“/para mi es un honor, muchas gracias...” Finalizó el discurso el cual le habían pedido que hiciera con respecto a la donación que su fundación había realizado, Lana era una mujer importante, conocida en diversas partes del mundo gracias a su apellido y a los múltiples reconocimientos que le daban por sus acciones humanitarias, y no solo a ella sino a su familia, pues todo había empezado por sus abuelos Clarisse y Socrate Rouch. A la empresaria todavía le costaba sonreír sin mostrar el dolor que tenía en su interior. A pesar de que ya habían pasado casi dos meses de la muerte de su padrastro, todavía le dolía mucho. Sin embargo sabía que no podía ignorar ese tipo de eventos a los cuales la invitaban por ser su rama.
Al bajar de la tarima, le ofrecieron una copa de champaña la cual tomó sonriendo solo un poco como agradecimiento. No pretendía quedarse mucho a la celebración, su hijo estaba esperando por ella en casa, así que solo se pasearía un poco por el lugar. Mientras lo hacía, regalaba sonrisa de cortesía y agradecimientos verbales, cuando las felicitaciones por el discurso llegaban.

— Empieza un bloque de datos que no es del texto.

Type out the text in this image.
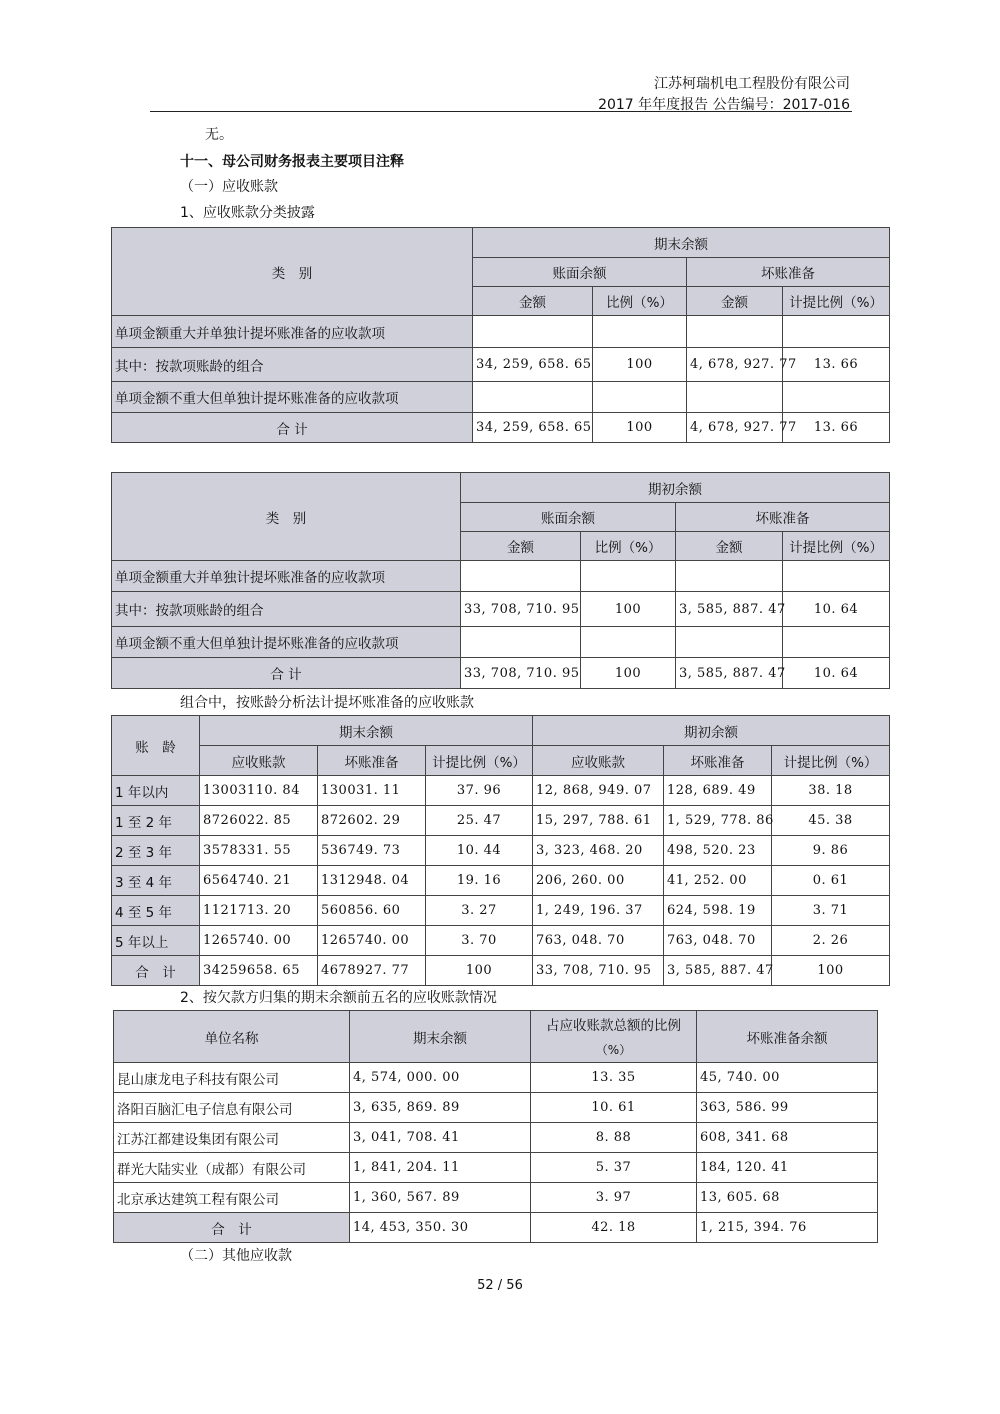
江苏柯瑞机电工程股份有限公司
2017 年年度报告 公告编号：2017-016
无。
十一、母公司财务报表主要项目注释
（一）应收账款
1、应收账款分类披露
类　别	期末余额			
	账面余额		坏账准备	
	金额	比例（%）	金额	计提比例（%）
单项金额重大并单独计提坏账准备的应收款项				
其中：按款项账龄的组合	34, 259, 658. 65	100	4, 678, 927. 77	13. 66
单项金额不重大但单独计提坏账准备的应收款项				
合 计	34, 259, 658. 65	100	4, 678, 927. 77	13. 66
类　别	期初余额			
	账面余额		坏账准备	
	金额	比例（%）	金额	计提比例（%）
单项金额重大并单独计提坏账准备的应收款项				
其中：按款项账龄的组合	33, 708, 710. 95	100	3, 585, 887. 47	10. 64
单项金额不重大但单独计提坏账准备的应收款项				
合 计	33, 708, 710. 95	100	3, 585, 887. 47	10. 64
组合中，按账龄分析法计提坏账准备的应收账款
账　龄	期末余额			期初余额		
	应收账款	坏账准备	计提比例（%）	应收账款	坏账准备	计提比例（%）
1 年以内	13003110. 84	130031. 11	37. 96	12, 868, 949. 07	128, 689. 49	38. 18
1 至 2 年	8726022. 85	872602. 29	25. 47	15, 297, 788. 61	1, 529, 778. 86	45. 38
2 至 3 年	3578331. 55	536749. 73	10. 44	3, 323, 468. 20	498, 520. 23	9. 86
3 至 4 年	6564740. 21	1312948. 04	19. 16	206, 260. 00	41, 252. 00	0. 61
4 至 5 年	1121713. 20	560856. 60	3. 27	1, 249, 196. 37	624, 598. 19	3. 71
5 年以上	1265740. 00	1265740. 00	3. 70	763, 048. 70	763, 048. 70	2. 26
合　计	34259658. 65	4678927. 77	100	33, 708, 710. 95	3, 585, 887. 47	100
2、按欠款方归集的期末余额前五名的应收账款情况
单位名称	期末余额	占应收账款总额的比例	坏账准备余额
		（%）	
昆山康龙电子科技有限公司	4, 574, 000. 00	13. 35	45, 740. 00
洛阳百脑汇电子信息有限公司	3, 635, 869. 89	10. 61	363, 586. 99
江苏江都建设集团有限公司	3, 041, 708. 41	8. 88	608, 341. 68
群光大陆实业（成都）有限公司	1, 841, 204. 11	5. 37	184, 120. 41
北京承达建筑工程有限公司	1, 360, 567. 89	3. 97	13, 605. 68
合　计	14, 453, 350. 30	42. 18	1, 215, 394. 76
（二）其他应收款
52 / 56
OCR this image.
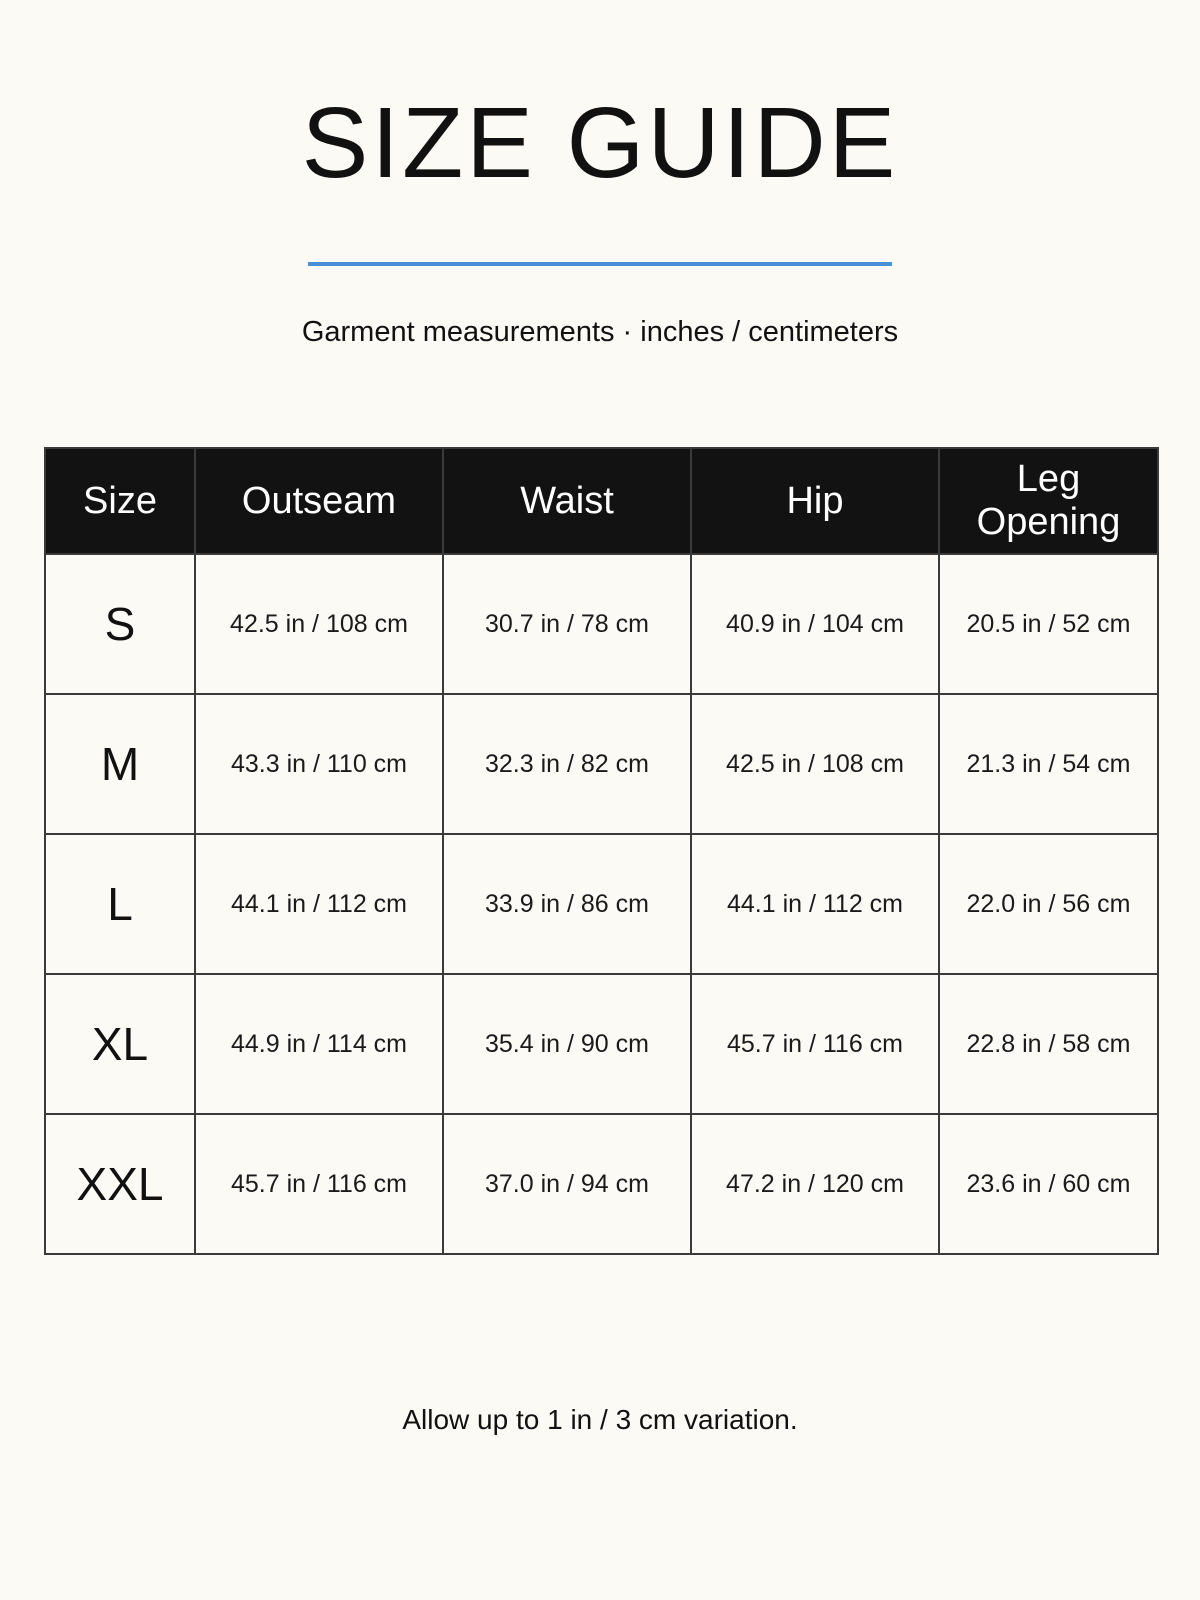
SIZE GUIDE
Garment measurements · inches / centimeters
Size	Outseam	Waist	Hip	Leg
Opening
S	42.5 in / 108 cm	30.7 in / 78 cm	40.9 in / 104 cm	20.5 in / 52 cm
M	43.3 in / 110 cm	32.3 in / 82 cm	42.5 in / 108 cm	21.3 in / 54 cm
L	44.1 in / 112 cm	33.9 in / 86 cm	44.1 in / 112 cm	22.0 in / 56 cm
XL	44.9 in / 114 cm	35.4 in / 90 cm	45.7 in / 116 cm	22.8 in / 58 cm
XXL	45.7 in / 116 cm	37.0 in / 94 cm	47.2 in / 120 cm	23.6 in / 60 cm
Allow up to 1 in / 3 cm variation.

La mirada de Lana iba y venía entre las personas, y fue cuando creyó mirar a alguien conocido, que se distrajo y sin querer alcanzó a tropezar con alguien, dándose cuenta al momento en que parte de su cuerpo hizo apenas contacto con la otra persona. “Que barbaridad, discúlpame, ¿estás bien?” Por suerte llevaba su copa en la otra mano, por la que no había ninguna posibilidad de que esta se derramara.